How can we make sure that people have access to an affordable vaccine, especially those without insurance?
At Inovio, we are committed to ensuring that our vaccine is available globally to people who need it and we are grateful for the support we have received from the Bill & Melinda Gates Foundation and CEPI, both of whose missions are to support vaccine availability to all members of society.
As an Aspen Health Innovators Fellow, how has your fellowship experience changed the way you approach situations like the COVID-19 outbreak?
During the Fellowship seminars and discussions, I learned about incredible leaders like Dr. Martin Luther King, Jr. and Mahatma Gandhi who faced insurmountable challenges head-on and persevered against overwhelming odds by sheer determination, wisdom, and courage. In a much lesser way, I have also learned from my own life experiences of overcoming difficulties and challenges through perseverance and conviction. I strongly believe that I have been building Inovio over the years to lead its efforts to help fight and eliminate the current coronavirus pandemic.
You have personally committed to taking action on some of the world’s most pressing challenges as a member of the Aspen Global Leadership Network. A global pandemic certainly qualifies. Does your experience with the AGLN inform your approach to a problem of this magnitude?

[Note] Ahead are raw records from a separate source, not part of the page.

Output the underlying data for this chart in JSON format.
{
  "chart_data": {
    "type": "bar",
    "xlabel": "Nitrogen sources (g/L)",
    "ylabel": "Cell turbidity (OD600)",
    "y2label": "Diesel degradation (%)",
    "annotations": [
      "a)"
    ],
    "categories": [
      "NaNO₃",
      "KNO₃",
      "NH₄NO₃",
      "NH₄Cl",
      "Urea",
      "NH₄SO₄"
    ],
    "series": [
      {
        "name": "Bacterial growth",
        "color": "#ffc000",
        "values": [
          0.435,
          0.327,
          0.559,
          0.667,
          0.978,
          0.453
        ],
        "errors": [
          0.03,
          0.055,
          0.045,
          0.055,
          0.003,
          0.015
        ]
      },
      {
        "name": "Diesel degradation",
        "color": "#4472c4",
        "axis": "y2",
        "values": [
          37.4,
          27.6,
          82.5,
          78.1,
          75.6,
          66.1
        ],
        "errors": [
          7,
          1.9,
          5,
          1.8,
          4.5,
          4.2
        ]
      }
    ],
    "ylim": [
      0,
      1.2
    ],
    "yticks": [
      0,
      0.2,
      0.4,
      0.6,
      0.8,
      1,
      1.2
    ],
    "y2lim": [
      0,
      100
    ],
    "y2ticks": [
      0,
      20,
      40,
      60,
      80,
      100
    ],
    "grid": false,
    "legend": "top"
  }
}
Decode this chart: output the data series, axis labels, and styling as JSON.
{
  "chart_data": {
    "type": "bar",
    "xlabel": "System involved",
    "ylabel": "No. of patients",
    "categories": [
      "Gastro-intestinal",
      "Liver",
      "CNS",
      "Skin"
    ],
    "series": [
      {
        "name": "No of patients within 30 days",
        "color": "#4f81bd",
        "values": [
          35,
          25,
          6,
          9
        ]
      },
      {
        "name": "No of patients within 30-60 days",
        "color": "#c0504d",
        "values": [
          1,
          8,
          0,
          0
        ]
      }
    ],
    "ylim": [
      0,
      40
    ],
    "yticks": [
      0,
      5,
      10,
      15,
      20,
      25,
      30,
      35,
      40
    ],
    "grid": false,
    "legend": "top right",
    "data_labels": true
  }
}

One of the greatest lessons I learned from my fellowship experience is that leaders can lead best by creating a consensus and a coalition to combat the most difficult challenges. This is the approach I am taking with advancing a vaccine to combat the new COVID-19 pandemic. I am leading Inovio to build a broad coalition of partners, collaborators, and funders around the world to fight the current global pandemic.